Ospite del convegno di Quarta fase (l'associazione che riunisce gli ex popolari del Pd), il presidente degli industriali ha sottolineato che la crisi «globale» dei mercati finanziari si sta trasferendo sull'economica reale, e che questo «impatto sarà significativo».

Anticipando le cifre che l'ufficio studi di Confindustria annuncerà lunedì, Marcegaglia ha reso noto la stima del Pil del 2009: -0,5%, contro «l'ottimistico» +0,4% formulato appena un mese fa.

Le ricette vanno adottate innanzi tutto in sede europea e multilaterale, «uscendo dalla logica per cui si esce dalla crisi ognuno per conto suo». «Bando agli egoismi nazionali», ha detto Marcegaglia parlando dell'Ue.

Ma oltre a «bloccare la crisi finanziaria», ha insistito Marcegaglia, bisogna «pensare all'economia reale, mettendo in campo un pò di misure per la crescita». Per esempio un piano europeo «di investimenti sulle infrastrutture e sull'innovazione». Sulla stessa lunghezza d'onda Bonanni, che ha chiesto «misure anticicliche» ed ha anche lui indicato le infrastrutture come campo di investimenti, oltre a quello dell'energia.

Un altro capo di interventi è quello dei salari e delle pensioni che «sono sconocchiati da quattro livelli di tasse»: «occorre un sollievo generalizzato». E i soldi dove si prendono? Bonanni non ha dubbi e cita Visco: «dalla lotta all'evasione fiscale». «Il governo - ha sferzato il leader Cisl - ha rimandato la tracciabilità, e poi dà ai pensionati la carta dei poveri. Così non va. La prima battaglia è l'equità fiscale». Anche perchè un po' di ossigeno a salari e pensioni farebbe ripartire i consumi interni.
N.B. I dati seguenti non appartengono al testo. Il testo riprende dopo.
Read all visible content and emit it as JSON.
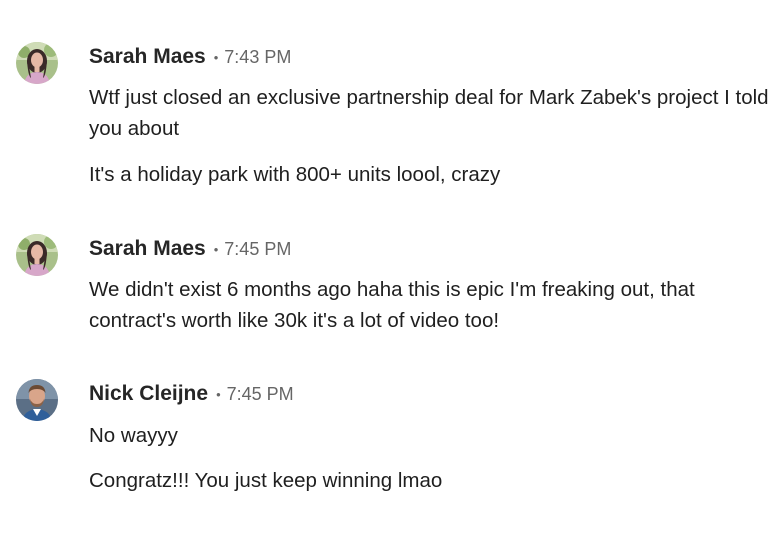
{
  "messages": [
    {
      "sender": "Sarah Maes",
      "separator": "•",
      "time": "7:43 PM",
      "avatar_icon": "avatar-woman-photo",
      "lines": [
        "Wtf just closed an exclusive partnership deal for Mark Zabek's project I told you about",
        "It's a holiday park with 800+ units loool, crazy"
      ]
    },
    {
      "sender": "Sarah Maes",
      "separator": "•",
      "time": "7:45 PM",
      "avatar_icon": "avatar-woman-photo",
      "lines": [
        "We didn't exist 6 months ago haha this is epic I'm freaking out, that contract's worth like 30k it's a lot of video too!"
      ]
    },
    {
      "sender": "Nick Cleijne",
      "separator": "•",
      "time": "7:45 PM",
      "avatar_icon": "avatar-man-photo",
      "lines": [
        "No wayyy",
        "Congratz!!! You just keep winning lmao"
      ]
    }
  ],
  "colors": {
    "sender": "#262626",
    "meta": "#666666",
    "text": "#1f1f1f"
  }
}
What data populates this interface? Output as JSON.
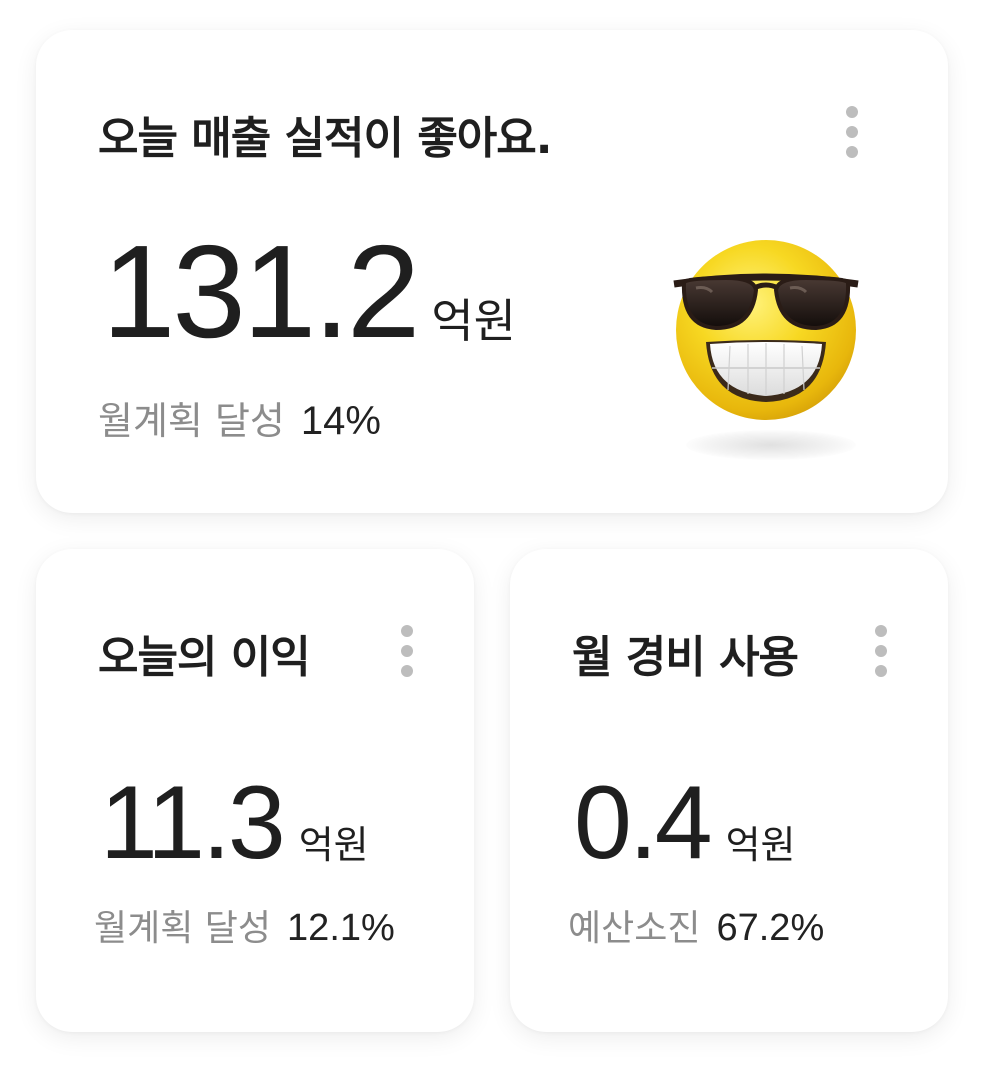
{
  "sales_card": {
    "title": "오늘 매출 실적이 좋아요.",
    "value": "131.2",
    "unit": "억원",
    "sub_label": "월계획 달성",
    "sub_value": "14%",
    "emoji": "sunglasses-smile-emoji"
  },
  "profit_card": {
    "title": "오늘의 이익",
    "value": "11.3",
    "unit": "억원",
    "sub_label": "월계획 달성",
    "sub_value": "12.1%"
  },
  "expense_card": {
    "title": "월 경비 사용",
    "value": "0.4",
    "unit": "억원",
    "sub_label": "예산소진",
    "sub_value": "67.2%"
  },
  "icons": {
    "menu": "more-vertical-icon"
  },
  "colors": {
    "card_bg": "#ffffff",
    "text_primary": "#1f1f1f",
    "text_secondary": "#8c8c8c",
    "kebab_dot": "#bdbdbd",
    "emoji_yellow": "#f5d418"
  }
}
In questa prospettiva anche il rinnovo del modello di contrattazione assume un rilievo, perchè, hanno convenuto Marcegaglia e Bonanni, legando produttività all'aumento dei salari, si favorirebbe proprio la crescita. Sul merito della trattativa sia la leader degli industriali che quello della Cisl si sono mostrati in sintonia: «guai ad illudere i lavoratori - ha detto Bonanni - che si possa guadagnare di più senza lavorare meglio e di più».

Rimane l'interrogativo sulla posizione della Cgil: «deve superare le resistenze interne e sedersi al tavolo», ha detto Marcegaglia che ha esortato al «coraggio e alla responsabilità». Il suo auspicio è che «nel giro di un mese, un mese e mezzo» si possa giungere a un intesa. «Spero in una chiusura positiva - ha aggiunto - con l'adesione della Cgil, ma non possiamo fermarci davanti a veti, perchè dobbiamo andare avanti puntando alla crescita».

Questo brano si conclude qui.